California has been on an amazing roller coaster of drought and floods recently.
The three years from 2020 to 2022 were the driest three-year period in the state’s recorded history, breaking the old record set during the previous drought from 2013 to 2015, according to the state Department of Water Resources.
But after a deluge this winter, reservoirs are full. Wildfire risk has dropped. Groundwater tables in many areas have risen. The Sierra snowpack, the source of 30% of California’s water supply, was at 324% of normal on Thursday, the highest level in 40 years.
The extreme swings have been documented each week in color-coded maps issued by the U.S. Drought Monitor, a weekly report by the NOAA, the USDA and the University of Nebraska.
Here’s how it unfolded: The drought began with below-average rain and snow in the winter of 2019-2020. It worsened the following winter as high-pressure ridges off the West Coast relentlessly blocked storms. By the summer of 2021, 95% of California was in “severe drought.”
Gov. Gavin Newsom declared a drought emergency in July 2021 and asked Californians to cut urban water use 15%. Cities imposed restrictions on lawn watering. Farmers in many areas received little or none of the water they had hoped for from federal and state projects, forcing them to fallow fields and increase groundwater pumping. Wildfires raged, from the Santa Cruz Mountains to Lake Tahoe to Sequoia National Park.
One of the more alarming symbols came at Lake Oroville, California’s second largest reservoir, where on Aug. 5, 2021, water levels fell so low — to just 24% full — that the power plant had to be shut down for the first time since it opened in 1967.
In Marin County, the largest water agency came within six months of having its reservoirs go dry, and frantically planned to build a $100 million emergency pipeline over the Richmond-San Rafael Bridge to import water from the East Bay.
A wet December that year raised hopes that the drought might be ending, only to see them dashed when the driest January, February and March in a century occurred in early 2022. By that summer, reservoirs had dropped to dangerously low levels.
Many experts were planning for a fourth year of severe drought this year. It would have meant severe water rationing in many areas. But a series of more than a dozen very powerful, drenching atmospheric river storms soaked the state. They began shortly after Christmas and continued into mid-January.
A few more such storms arrived in March. The storms caused damage — killing at least 20 people statewide, and wrecking roads and buildings in coastal areas, including Capitola Village, which President Biden toured afterward to promise federal help. They also filled reservoirs, created the biggest Sierra Nevada snowpack in 40 years and ended the drought.
Last month, Newsom announced that the State Water Project would provide 100% of water deliveries to cities and farms for the first time since 2006. He lifted drought restrictions. And although some areas, particularly in the San Joaquin Valley, still have low groundwater levels, many are from decades of over pumping by farmers. Meanwhile, there is so much snow that concerns about Central Valley flooding remain high as the Sierra snowpack continues to melt and the summer nears.

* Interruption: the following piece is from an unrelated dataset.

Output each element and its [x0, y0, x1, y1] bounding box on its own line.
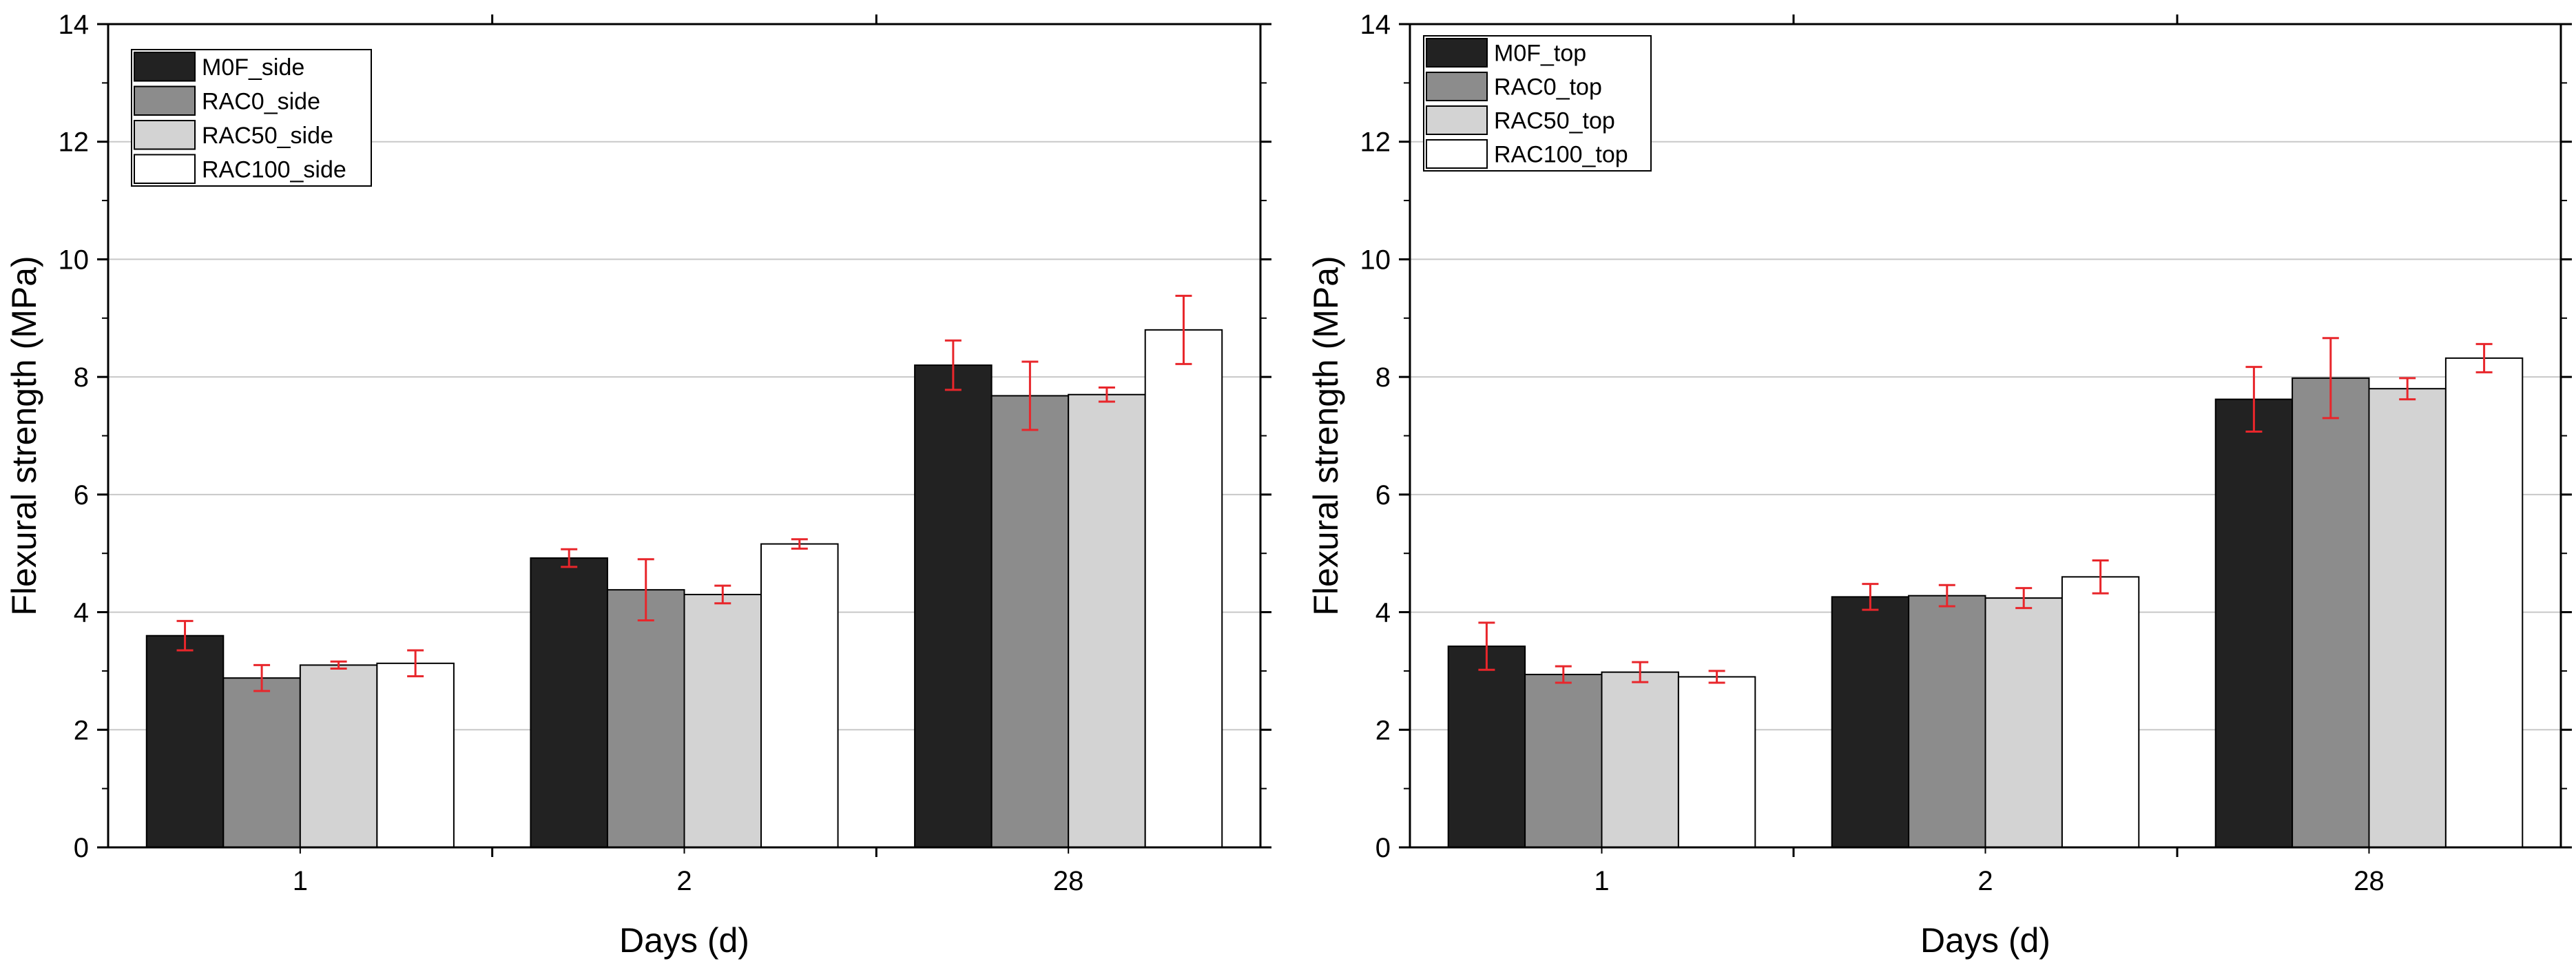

Although people often say that severe droughts can’t end in one year, many of California’s worst droughts, including the 2012-16 drought, ended with one very wet winter.
The latest was no different. In December, 80% of the state was in severe drought, according to the U.S. Drought Monitor. Barely three months later, by early April, none was. With climate change, many scientists say California should expect more “weather whiplash” — grueling droughts broken by parades of atmospheric river storms.
Will the wet conditions continue this upcoming winter? Or will another drought start? Nobody knows. But El Niño conditions are emerging in the Pacific Ocean, with waters warming along the equator. And in strong El Niño years when ocean waters are very warm, the chances of wet winters in California go up.